E il regime ha anche inviato alcuni osservatori, nazionali e internazionali, “embedded”, gli unici ai quali i media marocchina hanno aperto i microfoni. La MAP ha intervistato due “osservatori”, un semisconosciuto Mathieu Cardon, presentato come avvocato di Parigi (invece sembra sia di Lione) e un certo Charles Saint-Prot, che si è affannato a dichiarare, senza motivare, che il processo era stato equo e trasparente. M. Saint-Prot è un assiduo frequentatore dell’Ambasciata del Marocco a Parigi, l’ultima volta è stato il 10 gennaio 2013, quando nella qualità di Direttore di un sedicente Observatoire d'études géopolitiques di Parigi, ha presentato un suo saggio apologetico di Mohammed V dal titolo: "Mohammed V ou la monarchie populaire" (éditions du Rocher, 2011).

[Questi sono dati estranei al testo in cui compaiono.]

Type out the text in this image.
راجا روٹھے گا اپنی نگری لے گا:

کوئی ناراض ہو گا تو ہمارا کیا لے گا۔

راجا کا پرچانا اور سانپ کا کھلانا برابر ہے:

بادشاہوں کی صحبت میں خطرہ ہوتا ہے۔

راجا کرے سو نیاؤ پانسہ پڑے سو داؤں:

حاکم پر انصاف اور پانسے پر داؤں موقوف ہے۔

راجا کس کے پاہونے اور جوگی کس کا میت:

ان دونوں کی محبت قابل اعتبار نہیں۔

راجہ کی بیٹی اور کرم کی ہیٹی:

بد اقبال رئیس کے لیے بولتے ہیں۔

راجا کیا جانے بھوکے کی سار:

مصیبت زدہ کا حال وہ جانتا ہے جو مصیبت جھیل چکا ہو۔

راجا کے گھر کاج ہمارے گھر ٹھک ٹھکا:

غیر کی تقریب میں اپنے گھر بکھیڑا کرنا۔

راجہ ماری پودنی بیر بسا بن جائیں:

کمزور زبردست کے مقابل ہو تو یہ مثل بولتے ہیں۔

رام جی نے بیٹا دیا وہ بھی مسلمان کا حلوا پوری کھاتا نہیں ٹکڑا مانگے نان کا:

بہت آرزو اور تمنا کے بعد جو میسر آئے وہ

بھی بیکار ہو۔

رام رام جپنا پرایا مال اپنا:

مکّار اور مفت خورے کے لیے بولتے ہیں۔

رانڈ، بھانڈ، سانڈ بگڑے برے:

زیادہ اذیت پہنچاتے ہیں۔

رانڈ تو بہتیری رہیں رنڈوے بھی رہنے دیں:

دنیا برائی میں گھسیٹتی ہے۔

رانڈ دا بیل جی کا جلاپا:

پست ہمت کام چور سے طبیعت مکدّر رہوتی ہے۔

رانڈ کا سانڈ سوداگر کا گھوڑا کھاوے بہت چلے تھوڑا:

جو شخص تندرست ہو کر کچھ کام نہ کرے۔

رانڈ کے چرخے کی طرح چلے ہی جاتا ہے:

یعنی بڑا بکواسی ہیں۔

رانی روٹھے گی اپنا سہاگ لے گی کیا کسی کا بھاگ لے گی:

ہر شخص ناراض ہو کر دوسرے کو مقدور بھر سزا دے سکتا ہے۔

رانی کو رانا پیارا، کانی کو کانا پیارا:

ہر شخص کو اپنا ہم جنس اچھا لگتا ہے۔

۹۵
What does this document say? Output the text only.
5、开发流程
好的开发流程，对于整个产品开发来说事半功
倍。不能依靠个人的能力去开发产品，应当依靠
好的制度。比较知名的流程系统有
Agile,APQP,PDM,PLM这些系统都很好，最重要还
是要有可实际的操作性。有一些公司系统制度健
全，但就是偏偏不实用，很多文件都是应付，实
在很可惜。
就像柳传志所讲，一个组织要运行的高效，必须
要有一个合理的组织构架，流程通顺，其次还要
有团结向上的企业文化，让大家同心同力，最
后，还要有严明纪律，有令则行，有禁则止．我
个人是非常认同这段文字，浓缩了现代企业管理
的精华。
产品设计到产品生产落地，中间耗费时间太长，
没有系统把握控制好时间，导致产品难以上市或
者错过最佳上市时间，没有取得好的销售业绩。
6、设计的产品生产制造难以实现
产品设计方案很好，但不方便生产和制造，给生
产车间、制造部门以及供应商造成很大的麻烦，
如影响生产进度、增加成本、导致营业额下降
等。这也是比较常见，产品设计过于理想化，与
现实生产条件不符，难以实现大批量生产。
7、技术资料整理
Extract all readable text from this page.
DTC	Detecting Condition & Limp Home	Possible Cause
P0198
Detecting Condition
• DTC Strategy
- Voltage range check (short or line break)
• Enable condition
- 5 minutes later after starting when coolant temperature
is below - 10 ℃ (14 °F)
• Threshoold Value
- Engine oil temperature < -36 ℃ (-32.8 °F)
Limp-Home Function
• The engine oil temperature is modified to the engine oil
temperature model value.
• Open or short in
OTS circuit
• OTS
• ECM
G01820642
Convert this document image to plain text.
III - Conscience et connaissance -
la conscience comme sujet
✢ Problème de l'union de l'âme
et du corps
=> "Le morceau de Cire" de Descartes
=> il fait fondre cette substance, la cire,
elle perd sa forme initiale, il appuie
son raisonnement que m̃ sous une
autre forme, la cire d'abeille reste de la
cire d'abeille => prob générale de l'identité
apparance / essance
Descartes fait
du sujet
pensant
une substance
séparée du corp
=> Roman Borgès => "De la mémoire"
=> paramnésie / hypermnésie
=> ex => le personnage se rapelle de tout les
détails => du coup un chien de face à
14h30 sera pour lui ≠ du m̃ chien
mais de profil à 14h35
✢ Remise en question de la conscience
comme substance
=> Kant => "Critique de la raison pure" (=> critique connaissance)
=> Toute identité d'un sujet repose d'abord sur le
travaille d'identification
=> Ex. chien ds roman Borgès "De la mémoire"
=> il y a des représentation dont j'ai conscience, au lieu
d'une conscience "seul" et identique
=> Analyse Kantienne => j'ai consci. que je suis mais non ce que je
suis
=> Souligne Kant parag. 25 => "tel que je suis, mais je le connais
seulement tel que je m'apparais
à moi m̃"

A dispetto di queste considerazioni e della esibita trasparenza e correttezza, il Tribunale che – ricordiamo - è composto da giudici designati dal Ministro della Difesa (cui è conferito anche il potere esclusivo di promuovere il processo) e pronuncia una sentenza non appellabile, ha respinto le più significative richieste della difesa, in particolare quella di sentire il Ministro dell’interno dell’epoca e alcuni deputati, che avrebbero potuto testimoniare sul fatto che gli accusati erano stati tutti impegnati, prima dell’intervento dell’esercito che ha smantellato il campo, nelle pacifiche trattative con le autorità per strappare concessioni sociali in favore della popolazione saharawi.
Il Tribunale non ha neppure preso in considerazione le accuse di torture rivolte dagli imputati ai poliziotti che li avevano arrestati e che hanno loro strappato, in questo modo, confessioni poi ritrattate. E ha anche respinto la richiesta di visionare gli oggetti sequestrati (bastoni e altri oggetti di aggressione) e di rilevare le impronte digitali presenti per confrontarle con quelle degli imputati.
Proprio in base alle confessioni degli imputati, e senza presentare alcuna altra prova, il Procuratore ha svolto la sua requisitoria che è durata circa due ore, chiedendo in conclusione delle pene “proporzionate alla gravità dei fatti”.
Quello appena concluso è un processo iniquo e le condanne comminate sono inaccettabili.
Da domani comincia l’impegno perché questa esecuzione sommaria in forma di processo venga cancellata. E perché la comunità internazionale prenda finalmente coscienza del fatto che il Marocco è un paese che, come dimostra anche questa sentenza, non rispetta i diritti fondamentali dell’uomo.